Fig. 1 is a flowchart illustrating an address information processing method according to an exemplary embodiment, the method including:

S11, determining the first path of famous sentence segment and the first cell famous sentence segment in the first address character string, and determining the second path of famous sentence segment and the second cell famous sentence segment in the second address character string.

The address string may be a literal arrangement representing an address entered by the user, for example, the address string may be 20 layers of the financial technology building, science and technology road 11, south mountain region, shenzhen, guang, where the road term period is country road 11 and the cell term period is the financial technology building; for another example, the address string may be a number 01 from one unit to one unit in the garden stone bridge 28 in the Pudong new area of Shanghai, where the street term sentence section is the garden stone bridge and the cell term sentence section is the product from the other unit.

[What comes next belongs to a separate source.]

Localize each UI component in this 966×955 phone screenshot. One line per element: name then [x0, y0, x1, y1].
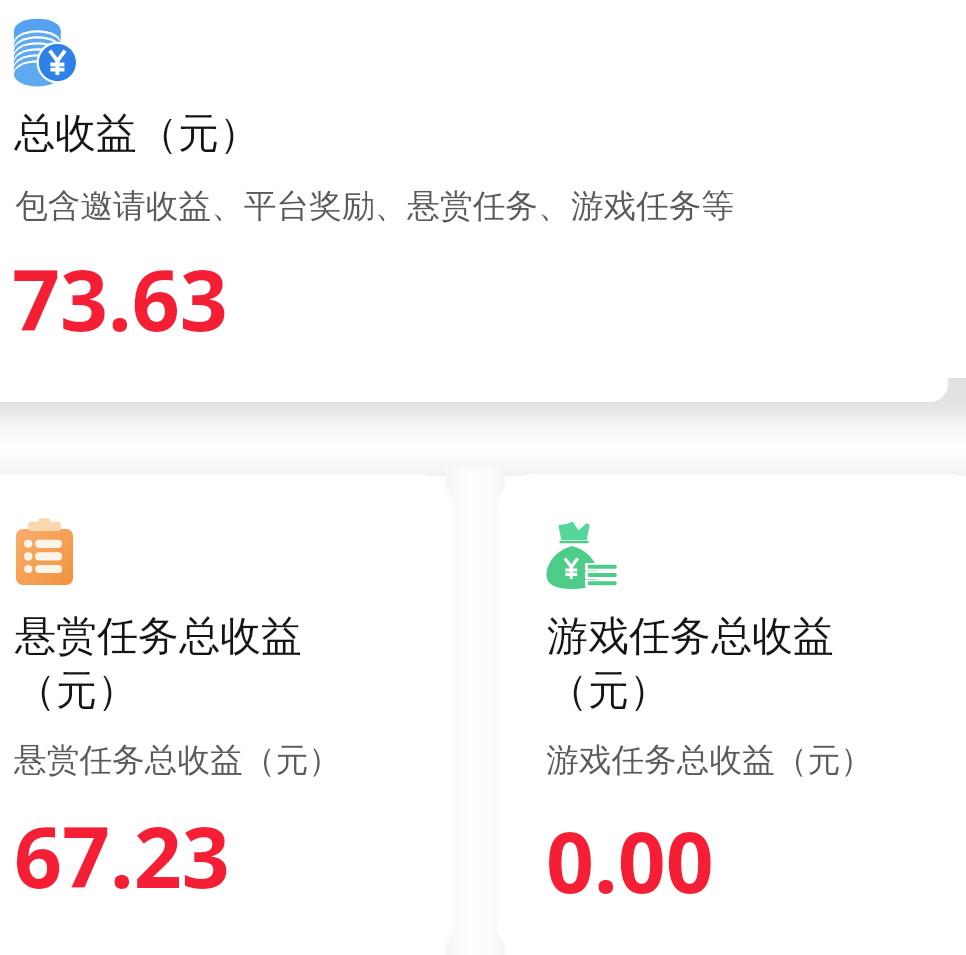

When determining the road name period and the cell name period, the period filled in the road name column and the period filled in the cell column when the user inputs the address may be directly extracted, for example, when filling the address information, the following manner may be used for inputting: province-Guangdong province, city-Shenzhen city, district-southern mountain area, Luo-Keyuan road, road number-11, district-financial science and technology mansion, and concrete address-20 layers, so that the sentence segments of the 'Keyuan road' under the 'road' classification can be directly extracted from the input information as the road name sentence segments, and the sentence segments of the 'financial science and technology mansion' under the 'district' classification can be used as the district name sentence segments.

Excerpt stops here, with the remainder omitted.